George Osborne’s budget today… I cannot comment on the amendments to working tax credit or to the changes to income and inheritance tax as these are issues that do not currently affect me. What I can comment on, however, is the adjustment to the student loan system which I am more than familiar with having just completed my second year at university. The key change here is that the maintenance ‘grants’ which have previously been administered to students from lower income households will now be scrapped and replaced with additional loans.
Maybe Osborne has forgotten about the debt his previous government has burdened the student population with.
My issue is this: university is outrageously expensive. I pay £9,000 per year as a UK student for less than six hours contact time a week, to sit in a 50 minute lecture and read notes off a power point slide that the university pays an annual Microsoft subscription for. I have a personal tutor that I have met once, who would not know me if I passed him in the street, and I often find myself around assessment periods struggling to get hold of a key module text because there are only two copies in the library with no electronic version available.
Besides all of that, I would never choose not to be at university because, admittedly, I enjoy studying history. I am sure this is the same for most students who will be faced with a debt of £27,000 in tuition fees, without even considering the extra £10-15K maintenance loan on top of that sum (approx). I am at university with the thought that by spending all of this money, it will eventually pay off in assisting me in the career of my choice. This is teeth-biting optimism, especially in a highly competitive and difficult jobs market, however, I remain hopeful.
A maintenance grant does two things:
1) It reassures families on low income households that their son/daughter will be financially secure and releases the pressure felt by parents that they need to scrimp and save to the last penny to support their child.
2) It incentivised going to university. A key agenda for the government is to raise the number of people from lower household incomes and poorer backgrounds in higher education. A grant encourages young adults from these socio-economic backgrounds that they have an equal opportunity to go onto university, and that they will be financially secure at the same time.
I am guilty of moaning about the limited student ‘loan’ I receive and the student finance system as a whole.
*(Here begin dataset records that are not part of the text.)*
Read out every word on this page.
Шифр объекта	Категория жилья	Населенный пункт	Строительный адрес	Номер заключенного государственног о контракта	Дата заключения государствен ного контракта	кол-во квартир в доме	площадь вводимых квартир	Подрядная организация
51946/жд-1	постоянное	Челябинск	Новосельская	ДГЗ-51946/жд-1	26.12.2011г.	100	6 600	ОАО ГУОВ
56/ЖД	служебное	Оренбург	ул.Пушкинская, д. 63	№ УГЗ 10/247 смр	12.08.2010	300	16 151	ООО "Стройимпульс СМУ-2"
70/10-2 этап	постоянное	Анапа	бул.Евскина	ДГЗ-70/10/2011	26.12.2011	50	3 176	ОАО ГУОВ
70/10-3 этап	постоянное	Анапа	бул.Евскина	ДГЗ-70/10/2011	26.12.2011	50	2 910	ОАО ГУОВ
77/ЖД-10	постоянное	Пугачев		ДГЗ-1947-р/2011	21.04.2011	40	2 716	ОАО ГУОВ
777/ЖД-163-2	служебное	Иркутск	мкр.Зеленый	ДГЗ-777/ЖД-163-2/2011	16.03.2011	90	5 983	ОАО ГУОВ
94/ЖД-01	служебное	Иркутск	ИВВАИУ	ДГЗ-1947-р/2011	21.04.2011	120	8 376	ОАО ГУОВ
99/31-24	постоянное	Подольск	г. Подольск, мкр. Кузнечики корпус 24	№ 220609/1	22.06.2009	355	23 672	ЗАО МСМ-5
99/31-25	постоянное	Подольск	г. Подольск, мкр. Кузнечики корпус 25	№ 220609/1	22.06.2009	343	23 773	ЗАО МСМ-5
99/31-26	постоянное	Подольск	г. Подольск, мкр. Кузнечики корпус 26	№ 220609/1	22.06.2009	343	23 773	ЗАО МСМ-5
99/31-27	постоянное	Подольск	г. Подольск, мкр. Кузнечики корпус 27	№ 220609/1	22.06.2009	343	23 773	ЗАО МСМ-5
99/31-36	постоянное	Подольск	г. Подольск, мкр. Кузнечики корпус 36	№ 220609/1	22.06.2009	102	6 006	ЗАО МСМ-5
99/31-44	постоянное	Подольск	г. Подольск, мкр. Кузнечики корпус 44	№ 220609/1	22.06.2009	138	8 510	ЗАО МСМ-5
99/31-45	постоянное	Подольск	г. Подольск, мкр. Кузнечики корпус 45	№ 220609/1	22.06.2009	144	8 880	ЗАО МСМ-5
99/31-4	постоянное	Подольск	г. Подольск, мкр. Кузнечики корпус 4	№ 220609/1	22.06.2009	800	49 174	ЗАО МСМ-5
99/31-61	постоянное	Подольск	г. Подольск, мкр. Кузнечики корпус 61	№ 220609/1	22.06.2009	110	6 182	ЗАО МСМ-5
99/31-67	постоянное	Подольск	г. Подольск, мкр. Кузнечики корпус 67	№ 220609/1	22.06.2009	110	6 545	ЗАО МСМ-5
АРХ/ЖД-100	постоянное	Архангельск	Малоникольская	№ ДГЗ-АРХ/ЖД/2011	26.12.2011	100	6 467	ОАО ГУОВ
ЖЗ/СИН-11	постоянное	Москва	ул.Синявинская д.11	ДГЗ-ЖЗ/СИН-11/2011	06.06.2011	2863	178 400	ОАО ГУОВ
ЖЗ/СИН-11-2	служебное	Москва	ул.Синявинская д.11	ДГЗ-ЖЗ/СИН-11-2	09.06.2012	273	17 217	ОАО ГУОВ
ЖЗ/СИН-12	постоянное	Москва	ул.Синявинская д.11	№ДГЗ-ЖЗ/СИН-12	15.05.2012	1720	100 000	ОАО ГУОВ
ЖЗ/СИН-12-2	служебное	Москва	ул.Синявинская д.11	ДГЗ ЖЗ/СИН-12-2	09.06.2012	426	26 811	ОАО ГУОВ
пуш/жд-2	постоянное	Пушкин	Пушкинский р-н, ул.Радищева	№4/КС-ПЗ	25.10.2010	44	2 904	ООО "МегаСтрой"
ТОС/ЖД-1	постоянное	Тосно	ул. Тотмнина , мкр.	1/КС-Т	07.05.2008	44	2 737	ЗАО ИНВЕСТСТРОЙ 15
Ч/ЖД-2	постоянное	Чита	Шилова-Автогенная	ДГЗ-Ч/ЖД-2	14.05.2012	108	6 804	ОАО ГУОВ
I firmly believe that each student should have their rent entirely covered for the year which would be much fairer and equal. This would ensure students are on an equal financial footing, preventing students from the middle income bracket worrying about rent prices because their maintenance loan does not cover it. I specifically believe this would relieve pressure off of parents who do struggle to throw in the extra £200 each month and would help to make the student more financially independent.
I do, however, think it is absolutely fair that those from a lower income background should receive some assistance in the form of a grant, rather than a loan. If the government wants to increase the debt students pay, show us where that money is going. Every student is already in enough debt as it is paying off ‘loans’ – at least when students received a grant they feel safe in the knowledge that they do not have to pay it back. I have most definitely struggled to see where my £18,000 has gone based on some of the reasons stated previously.
Removing grants in their entirety will only make university seem even more financially daunting than it already is. A policy like this will only discourage the very individuals the government wants to see at university from attending. We live in a society that should help where it can, and the replacement of a maintenance ‘grant’ with more loan is fundamentally wrong. It does not make university more enticing and it fails to diversify the university system with a broader pool of applicants from low income backgrounds.